Commission delays vote on banning public comment at workshops


WHAT THE BOARD DID

The Palm Beach County Commission also took the following action Tuesday:

Shooting range: Approved buying 40 acres near 20 Mile Bend to expand a shooting range there. The property, which the South Florida Water Management District is selling to the county for $405,000, could also become the site of an all-terrain vehicle park.

Criminal Justice director: Ratified the Palm Beach County Criminal Justice Commission’s pick for executive director: Kristina Gulick, operations manager for the Palm Beach County Tax Collector since 2013.

Waterway Park: Approved a $5.2 million contract for improvements including boat ramps and a fishing pier at the 30-acre Waterway Park, adjacent to the Jonathan’s Landing neighborhood in Jupiter.

Alzheimer’s home: Gave consent to an Alzheimer’s care facility on property of the former Briger tract in Palm Beach Gardens.

Roads: Approved the county’s five-year, $303-million roads plan.

Palm Beach County commissioners Tuesday delayed action on new Mayor Mary Lou Berger’s plan to ban public comment at commission workshops.

Instead, they asked the county legal staff to give them a couple versions of a policy: an outright ban and partial ban that would allow public comment at the commission’s discretion.

The ban on public comments at workshops was one piece of a three-part proposal by Berger, which also included a requirement that commissioners alert staff of the topics they plan to discuss at the end of meetings and the elimination of a self-imposed rule that the commission have two night meetings a year.

The vote on all three had to be delayed because they were all part of one policy, but it was the public comment issue that drew fire.

Berger argued Tuesday, as she has before, that for a long time, public comment wasn’t allowed at workshops. She’s said those gatherings are designed for commissioners to be educated; they then could decide to take the issue to a general meeting, where comment is permitted.
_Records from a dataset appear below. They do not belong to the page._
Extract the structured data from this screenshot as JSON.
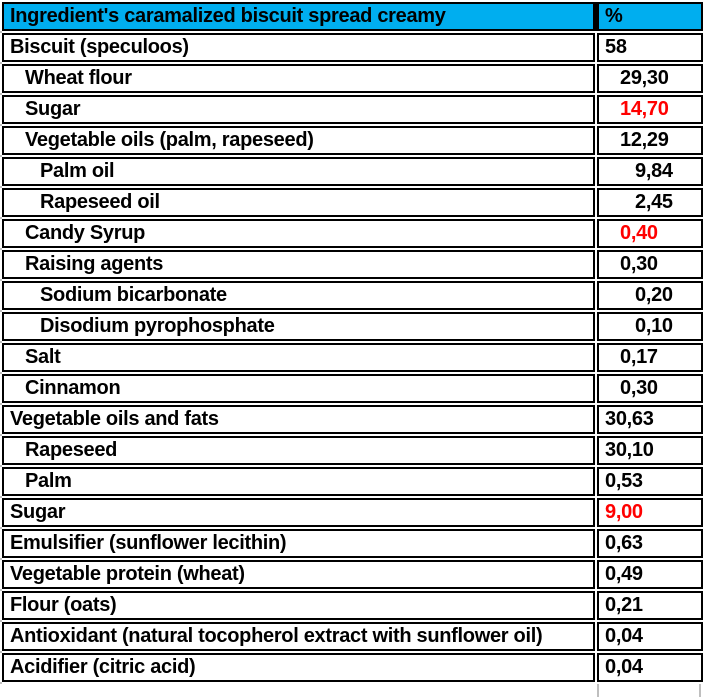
{
  "title": "Ingredient's caramalized biscuit spread creamy",
  "header": {
    "ingredient_label": "Ingredient's caramalized biscuit spread creamy",
    "percent_label": "%"
  },
  "colors": {
    "header_bg": "#00AEEF",
    "text": "#000000",
    "highlight": "#FF0000",
    "border": "#000000",
    "gridline": "#BFBFBF",
    "cell_bg": "#FFFFFF"
  },
  "chart_data": {
    "type": "table",
    "title": "Ingredient's caramalized biscuit spread creamy",
    "columns": [
      "Ingredient's caramalized biscuit spread creamy",
      "%"
    ],
    "rows": [
      {
        "label": "Biscuit (speculoos)",
        "value": "58",
        "label_indent": 0,
        "value_indent": 0,
        "red": false
      },
      {
        "label": "Wheat flour",
        "value": "29,30",
        "label_indent": 1,
        "value_indent": 1,
        "red": false
      },
      {
        "label": "Sugar",
        "value": "14,70",
        "label_indent": 1,
        "value_indent": 1,
        "red": true
      },
      {
        "label": "Vegetable oils (palm, rapeseed)",
        "value": "12,29",
        "label_indent": 1,
        "value_indent": 1,
        "red": false
      },
      {
        "label": "Palm oil",
        "value": "9,84",
        "label_indent": 2,
        "value_indent": 2,
        "red": false
      },
      {
        "label": "Rapeseed oil",
        "value": "2,45",
        "label_indent": 2,
        "value_indent": 2,
        "red": false
      },
      {
        "label": "Candy Syrup",
        "value": "0,40",
        "label_indent": 1,
        "value_indent": 1,
        "red": true
      },
      {
        "label": "Raising agents",
        "value": "0,30",
        "label_indent": 1,
        "value_indent": 1,
        "red": false
      },
      {
        "label": "Sodium bicarbonate",
        "value": "0,20",
        "label_indent": 2,
        "value_indent": 2,
        "red": false
      },
      {
        "label": "Disodium pyrophosphate",
        "value": "0,10",
        "label_indent": 2,
        "value_indent": 2,
        "red": false
      },
      {
        "label": "Salt",
        "value": "0,17",
        "label_indent": 1,
        "value_indent": 1,
        "red": false
      },
      {
        "label": "Cinnamon",
        "value": "0,30",
        "label_indent": 1,
        "value_indent": 1,
        "red": false
      },
      {
        "label": "Vegetable oils and fats",
        "value": "30,63",
        "label_indent": 0,
        "value_indent": 0,
        "red": false
      },
      {
        "label": "Rapeseed",
        "value": "30,10",
        "label_indent": 1,
        "value_indent": 0,
        "red": false
      },
      {
        "label": "Palm",
        "value": "0,53",
        "label_indent": 1,
        "value_indent": 0,
        "red": false
      },
      {
        "label": "Sugar",
        "value": "9,00",
        "label_indent": 0,
        "value_indent": 0,
        "red": true
      },
      {
        "label": "Emulsifier (sunflower lecithin)",
        "value": "0,63",
        "label_indent": 0,
        "value_indent": 0,
        "red": false
      },
      {
        "label": "Vegetable protein (wheat)",
        "value": "0,49",
        "label_indent": 0,
        "value_indent": 0,
        "red": false
      },
      {
        "label": "Flour (oats)",
        "value": "0,21",
        "label_indent": 0,
        "value_indent": 0,
        "red": false
      },
      {
        "label": "Antioxidant (natural tocopherol extract with sunflower oil)",
        "value": "0,04",
        "label_indent": 0,
        "value_indent": 0,
        "red": false
      },
      {
        "label": "Acidifier (citric acid)",
        "value": "0,04",
        "label_indent": 0,
        "value_indent": 0,
        "red": false
      }
    ]
  }
}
Critics have argued, however, that many elected officials will have already made up their minds by then, something Berger denied.

“Both steps are legal and both, in my opinion, violate the spirit and intent of our Sunshine Law,” Barbara Petersen, executive director of the First Amendment Foundation, a Tallahassee-based open-government advocate, told The Palm Beach Post Monday. “Why do they get themselves elected to office if they don’t want to hear from the public?”

But Berger said Tuesday, “I would like to try it. If it works, it works.”

Commissioner Melissa McKinlay worried that if she and colleagues, at a workshop, only hear a presentation, or decide in consensus to “give direction” without a formal vote, those are issues that never come to a regular meeting, at which people could comment.

“That is something we probably should allow public comment on,” she said.

Commissioner Steven Abrams said he had the same concerns, and also worried about items that commissioners hear in workshops and decide not to forward to the general meeting.

At that point, Berger said she was “certainly flexible and happy to work with administrator,” Verdenia Baker.

Then County Attorney Denise Nieman said the wording that commissioners had directed her to craft, and on which they were set to vote, would have forbidden comment altogether.

“Since Workshops are for informational purposes only, with no official action taken other than Board direction to staff, no public comment will be accepted,” the text said.

So Berger said she’d work with Nieman and Baker to give commissioners more options and bring the issue back to the commission in January.

Commissioners Shelley Vana and Paulette Burdick did not attend Tuesday’s meeting.